Raspbian Pixel is a much-needed beautification for the Raspberry Pi’s biggest distro

Raspbian Pixel is a much-needed beautification for the Raspberry Pi’s biggest distro

Raspbian is one of the more popular linux distros for the Raspberry Pi. It’s easy to use, and works well on the humble Pi’s austere hardware. But Raspbian’s achilles heel is in the looks department. Put simply, it’s hideous.

Pixel (an acronym for Pi Improved Xwindows Environment, Lightweight) might just change that. This ambitious project from Simon Long aims to re-imagine the Raspbian desktop to make it more visually tolerable and easier to use. So, what’s different?
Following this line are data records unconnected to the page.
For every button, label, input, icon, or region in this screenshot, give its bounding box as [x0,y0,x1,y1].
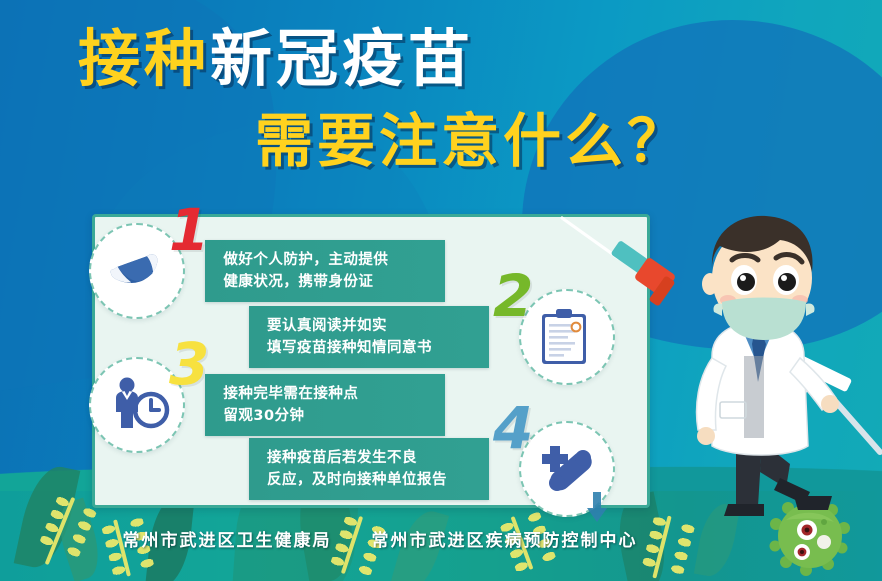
tip-text-1-line-1: 做好个人防护，主动提供 [223,249,429,271]
footer-organizations: 常州市武进区卫生健康局 常州市武进区疾病预防控制中心 [0,526,760,551]
title-highlight: 接种 [78,22,210,95]
tip-text-3-line-1: 接种完毕需在接种点 [223,383,429,405]
poster-title: 接种新冠疫苗 需要注意什么？ [0,28,760,170]
tip-text-band-4: 接种疫苗后若发生不良 反应，及时向接种单位报告 [249,438,489,501]
tip-text-4-line-2: 反应，及时向接种单位报告 [267,469,473,491]
title-rest: 新冠疫苗 [210,22,474,95]
tip-number-4: 4 [493,405,533,451]
title-question: 需要注意什么？ [255,107,689,175]
clipboard-document-icon [538,308,596,366]
tip-text-2-line-1: 要认真阅读并如实 [267,315,473,337]
vaccination-infographic-poster: 接种新冠疫苗 需要注意什么？ 1 做好个人防护，主动提供 [0,0,882,581]
title-line-2: 需要注意什么？ [0,112,760,170]
tip-number-2: 2 [493,273,533,319]
person-clock-icon [108,376,166,434]
tip-text-4-line-1: 接种疫苗后若发生不良 [267,447,473,469]
tip-number-3: 3 [169,341,209,387]
title-line-1: 接种新冠疫苗 [0,28,760,90]
doctor-with-syringe-illustration [640,206,882,536]
down-arrow-icon [586,492,608,522]
face-mask-icon [100,234,173,307]
footer-org-2: 常州市武进区疾病预防控制中心 [372,526,638,551]
phone-medical-cross-icon [538,440,596,498]
green-virus-character [766,494,852,574]
footer-org-1: 常州市武进区卫生健康局 [123,526,332,551]
tip-number-1: 1 [169,207,209,253]
tip-item-4: 接种疫苗后若发生不良 反应，及时向接种单位报告 4 [249,421,615,517]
Perhaps the biggest change is found during boot-up. Pixel removes most (but not all) of the cryptic diagnostic messages, and replaces them with a gorgeous splash screen.


While this sounds like a minor change, I imagine those who are new to the intimidating world of Linux would welcome it.

Raspbian now ships with a choice of sixteen gorgeous background images. Better yet, these are present when you try log in to your system.


It’s also worth mentioning that Pixel radically updates the default icons. The old (and ugly) Raspbian ones been replaced with brand new art.


These were created by Raspberry Pi Foundation designers Sam Alder and Alex Carter. According to Long, these have a design ethos that emphasizes professionalism, yet has a touch of playfulness.

Pixel makes a number of other smaller, yet significant tweaks.

It’s now clearer if your machine is overheating or undervoltage. It now uses the Infinality font package, and Application window frames have a flatter, curved look. It’s now easier to turn off the built-in Bluetooth and Wi-Fi radios simultaneous, making a kind-of “airplane mode”. It’s also easier to leave wireless networks that you have already connected to.


Finally, Pixel bundles new apps including RealVNC, SenseHAT, and packs an initial release of Chromium for Pi. This takes advantage of the Pi’s native hardware acceleration, and has the potential to offer an almost passable browsing experience.

Pixel will ship as the default windowing environment on Raspbian going forward. If you want to upgrade an existing Raspbian install, there’s instructions on the Raspberry Pi website.